What’s more, this figure has remained unchanged for nearly a decade, despite the Welsh Government announcing in 2015 that it “had the ambition to make sure no child is living in poverty by 2020”. I will never understand why this ambition, and the targets and action plans that supported it were dropped. Free schools meals will take away some of the risk of children not eating in the holidays, but unless the root causes are addressed we will end up having to come up with mitigating measures time and time again. This is not good enough and we must do better.

 

Intervention

Like many social injustices, the situation has been made all the starker by the coronavirus pandemic. As the world’s biggest economies have been sent into nose dive as everything is locked down in the hope of containing the spread, the coronavirus crisis has exposed how we have let down the most vulnerable members of our society.

Years of warnings about an underfunded and vulnerable NHS have been realised, and shortfalls in our education system have the potential to have long-lasting effects on children’s prospects. The coronavirus crisis has hit the poorest in our society the hardest.

Research from Turn2Us reveals that families with children are much more likely to have lost income as a result of Covid 19, with 71% of children living in families where at least one parent has had their employment affected. These figures indicate that child poverty is bound to rise even further and much faster if substantial intervention isn’t made.

As Wales passes its peak and lockdown measures begin to lift, we must ensure that we do not ‘go back to normal’, because normal was not good enough. We should not be in a situation where children go hungry, and we have to provide free school meals while the wider issue of child poverty remains unchanged for another decade. In order to build back better, we must prioritise tackling the injustices in our society, one of them being child poverty.

We must ensure that the extent of child poverty in Wales isn’t worsened the coronavirus crisis, but rather that it is seen as a golden opportunity to make bold changes to our society and the level of support our most vulnerable receive.

Spur

Changes in the UK wide social security system should also be demanded by the Welsh Government, and medium term we need to take control of that system ourselves.

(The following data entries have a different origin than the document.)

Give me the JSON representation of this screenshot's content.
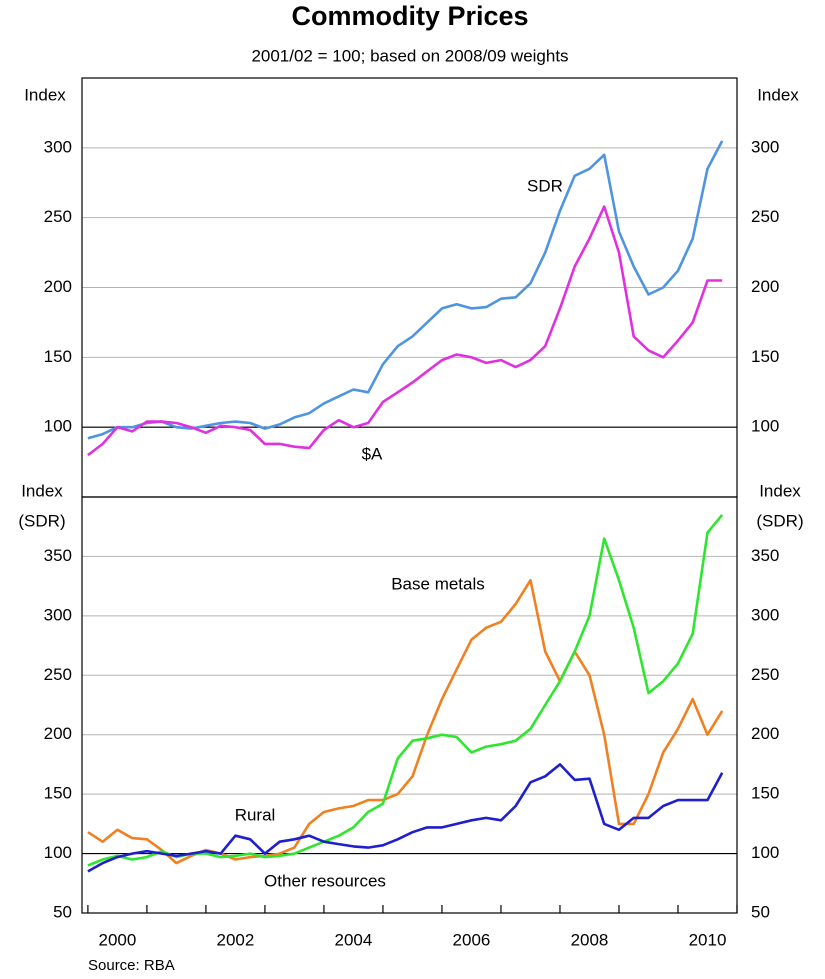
{
  "chart_data": [
    {
      "type": "line",
      "title": "Commodity Prices",
      "subtitle": "2001/02 = 100; based on 2008/09 weights",
      "y_label": [
        "Index"
      ],
      "x": [
        2000,
        2000.25,
        2000.5,
        2000.75,
        2001,
        2001.25,
        2001.5,
        2001.75,
        2002,
        2002.25,
        2002.5,
        2002.75,
        2003,
        2003.25,
        2003.5,
        2003.75,
        2004,
        2004.25,
        2004.5,
        2004.75,
        2005,
        2005.25,
        2005.5,
        2005.75,
        2006,
        2006.25,
        2006.5,
        2006.75,
        2007,
        2007.25,
        2007.5,
        2007.75,
        2008,
        2008.25,
        2008.5,
        2008.75,
        2009,
        2009.25,
        2009.5,
        2009.75,
        2010,
        2010.25,
        2010.5,
        2010.75
      ],
      "xlim": [
        1999.9,
        2011.0
      ],
      "ylim": [
        50,
        350
      ],
      "yticks": [
        100,
        150,
        200,
        250,
        300
      ],
      "grid": true,
      "baseline": 100,
      "series": [
        {
          "name": "SDR",
          "color": "#4f94e0",
          "values": [
            92,
            95,
            100,
            100,
            103,
            104,
            100,
            99,
            101,
            103,
            104,
            103,
            99,
            102,
            107,
            110,
            117,
            122,
            127,
            125,
            145,
            158,
            165,
            175,
            185,
            188,
            185,
            186,
            192,
            193,
            203,
            225,
            255,
            280,
            285,
            295,
            240,
            215,
            195,
            200,
            212,
            235,
            285,
            305
          ]
        },
        {
          "name": "$A",
          "color": "#e030e0",
          "values": [
            80,
            88,
            100,
            97,
            104,
            104,
            103,
            100,
            96,
            101,
            100,
            98,
            88,
            88,
            86,
            85,
            98,
            105,
            100,
            103,
            118,
            125,
            132,
            140,
            148,
            152,
            150,
            146,
            148,
            143,
            148,
            158,
            185,
            215,
            235,
            258,
            225,
            165,
            155,
            150,
            162,
            175,
            205,
            205
          ]
        }
      ]
    },
    {
      "type": "line",
      "y_label": [
        "Index",
        "(SDR)"
      ],
      "source": "Source: RBA",
      "x": [
        2000,
        2000.25,
        2000.5,
        2000.75,
        2001,
        2001.25,
        2001.5,
        2001.75,
        2002,
        2002.25,
        2002.5,
        2002.75,
        2003,
        2003.25,
        2003.5,
        2003.75,
        2004,
        2004.25,
        2004.5,
        2004.75,
        2005,
        2005.25,
        2005.5,
        2005.75,
        2006,
        2006.25,
        2006.5,
        2006.75,
        2007,
        2007.25,
        2007.5,
        2007.75,
        2008,
        2008.25,
        2008.5,
        2008.75,
        2009,
        2009.25,
        2009.5,
        2009.75,
        2010,
        2010.25,
        2010.5,
        2010.75
      ],
      "xlim": [
        1999.9,
        2011.0
      ],
      "xticks": [
        2000,
        2001,
        2002,
        2003,
        2004,
        2005,
        2006,
        2007,
        2008,
        2009,
        2010,
        2011
      ],
      "ylim": [
        50,
        400
      ],
      "yticks": [
        50,
        100,
        150,
        200,
        250,
        300,
        350
      ],
      "grid": true,
      "baseline": 100,
      "series": [
        {
          "name": "Base metals",
          "color": "#f08020",
          "values": [
            118,
            110,
            120,
            113,
            112,
            103,
            92,
            98,
            103,
            100,
            95,
            97,
            98,
            100,
            105,
            125,
            135,
            138,
            140,
            145,
            145,
            150,
            165,
            200,
            230,
            255,
            280,
            290,
            295,
            310,
            330,
            270,
            245,
            270,
            250,
            200,
            125,
            125,
            150,
            185,
            205,
            230,
            200,
            220
          ]
        },
        {
          "name": "Other resources",
          "color": "#2ee62e",
          "values": [
            90,
            95,
            98,
            95,
            97,
            102,
            97,
            100,
            100,
            97,
            98,
            100,
            97,
            98,
            100,
            105,
            110,
            115,
            122,
            135,
            142,
            180,
            195,
            197,
            200,
            198,
            185,
            190,
            192,
            195,
            205,
            225,
            245,
            270,
            300,
            365,
            330,
            290,
            235,
            245,
            260,
            285,
            370,
            385
          ]
        },
        {
          "name": "Rural",
          "color": "#1f1fcc",
          "values": [
            85,
            92,
            97,
            100,
            102,
            100,
            98,
            100,
            102,
            100,
            115,
            112,
            100,
            110,
            112,
            115,
            110,
            108,
            106,
            105,
            107,
            112,
            118,
            122,
            122,
            125,
            128,
            130,
            128,
            140,
            160,
            165,
            175,
            162,
            163,
            125,
            120,
            130,
            130,
            140,
            145,
            145,
            145,
            168
          ]
        }
      ]
    }
  ]
}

The Joseph Roundtree Foundation and Save the Children have recently called on the UK Government to increase the child element of Universal and Tax Credits by £20 per week.

Going forward, concerns that have been raised by this crisis, including children’s hunger outside of school and the two child-limit to universal credit should be addressed on an ongoing basis.

These issues should spur us on to take bold action to tackle these societal inequalities. The Children’s Commissioner for Wales has described how the upheavals of two World Wars were previously precursors to major social, education and welfare reforms. This upheaval need a similar reaction. Many families have come into contact for the first time in recent weeks with the benefits system, and its many unfairnesses are being more widely understood.

There are many things we could do. For example we could provide free childcare to parents who are not working or who loose their jobs, to enable them to retrain and to find work. We could pay the people – mainly women, many of them mothers – who care for our vulnerable fellow citizens a real living wage. As the Bevan Foundation has suggested we could join up the many ways in which Welsh Government currently supports poor families to make these payments coherent and effective.

And we in Plaid Cymru have long called for the introduction of a Welsh child payment of £35 a week for all children in low-income families, which could lift 50,000 children out of poverty.

We should use this crisis as an opportunity to make further historic changes to rectify the multitude of inequalities.

If we don’t, we risk another whole generation of Welsh children in low-income families being left behind. And that’s not good enough.